PURPOSE - To evaluate the activity and toxicity of combined high-dose cisplatin, dacarbazine (DTIC), and tamoxifen chemotherapy and high-dose bolus interleukin-2 (IL-2) in patients with metastatic melanoma.
PATIENTS AND METHODS - Patients with metastatic melanoma, Eastern Cooperative Oncology Group (ECOG) performance status of 0 or 1, and normal organ function were enrolled onto this multiinstitutional Cytokine Working Group trial. Patients received intensive chemoimmunotherapy consisting of cisplatin (50 mg/m2) and DTIC (350 mg/m2) intravenously (IV) on days 1 to 3 and 43 to 45, IL-2 600,000 IU/kg IV every 8 hours on days 12 to 16 and 26 to 30 (maximum, 28 doses), and tamoxifen 20 mg orally each day. Patients were evaluated for response at day 63 of each cycle, and responding patients were given a second cycle of therapy beginning on day 71 to 85.

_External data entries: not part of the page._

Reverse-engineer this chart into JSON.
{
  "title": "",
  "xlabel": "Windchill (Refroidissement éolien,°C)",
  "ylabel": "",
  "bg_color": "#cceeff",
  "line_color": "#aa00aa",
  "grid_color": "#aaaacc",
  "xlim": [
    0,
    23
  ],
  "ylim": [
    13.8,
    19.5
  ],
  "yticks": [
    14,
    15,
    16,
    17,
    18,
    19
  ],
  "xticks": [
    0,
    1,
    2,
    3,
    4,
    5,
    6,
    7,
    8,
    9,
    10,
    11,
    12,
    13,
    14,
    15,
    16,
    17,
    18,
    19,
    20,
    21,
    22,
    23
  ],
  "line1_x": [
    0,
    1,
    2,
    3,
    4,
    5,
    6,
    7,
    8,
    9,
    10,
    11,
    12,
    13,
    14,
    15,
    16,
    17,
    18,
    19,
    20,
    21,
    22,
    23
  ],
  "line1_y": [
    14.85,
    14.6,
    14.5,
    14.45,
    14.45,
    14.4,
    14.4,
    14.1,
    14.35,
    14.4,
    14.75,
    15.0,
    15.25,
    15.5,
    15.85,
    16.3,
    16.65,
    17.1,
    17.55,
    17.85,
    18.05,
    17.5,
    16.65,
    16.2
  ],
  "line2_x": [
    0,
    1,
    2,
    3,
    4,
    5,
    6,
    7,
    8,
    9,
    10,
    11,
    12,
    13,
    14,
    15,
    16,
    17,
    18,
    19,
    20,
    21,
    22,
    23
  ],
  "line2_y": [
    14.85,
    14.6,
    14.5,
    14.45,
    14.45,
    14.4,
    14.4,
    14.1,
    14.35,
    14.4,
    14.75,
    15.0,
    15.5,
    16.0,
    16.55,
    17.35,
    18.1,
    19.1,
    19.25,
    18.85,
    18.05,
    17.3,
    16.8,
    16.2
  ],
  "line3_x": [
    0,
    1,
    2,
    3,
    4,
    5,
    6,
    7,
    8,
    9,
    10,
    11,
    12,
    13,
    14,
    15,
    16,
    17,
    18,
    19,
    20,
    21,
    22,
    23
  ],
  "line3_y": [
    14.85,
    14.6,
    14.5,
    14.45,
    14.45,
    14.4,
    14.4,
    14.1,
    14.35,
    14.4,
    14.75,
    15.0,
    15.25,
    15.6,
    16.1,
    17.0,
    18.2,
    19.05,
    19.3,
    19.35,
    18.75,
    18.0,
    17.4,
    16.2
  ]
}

RESULTS - Thirty-eight patients were entered onto this study. Toxicities were as expected for the chemotherapy and immunotherapy components of this regimen. Overlapping toxicity consisted primarily of thrombocytopenia (76% of patients required platelet transfusions), neutropenia, anemia, fatigue, and weight loss. Despite these cytopenias, bleeding and infectious complications were rare. There were no treatment-related deaths. Three patients achieved a complete response (CR; 8%), and 13 achieved a partial response (PR). The overall objective response rate was 42% (95% confidence interval [CI], 26% to 58%). Six additional patients had greater than 50% tumor reduction at day 63, which did not persist until a subsequent evaluation. The median duration of response was 5 months (range, 2 to 20+), and the median survival duration was 11 months.
CONCLUSION - This intensive treatment regimen appears to possess activity in metastatic melanoma comparable, but not superior, to that of other less intensive cisplatin- and IL-2-based chemoimmunotherapy regimens. Although the toxicity and complexity of this regimen make it unsuitable for phase III testing and impractical for more widespread use, the results of this study support a potential favorable interaction between IL-2 and chemotherapy in this disease and highlight the need for appropriately designed phase III trials.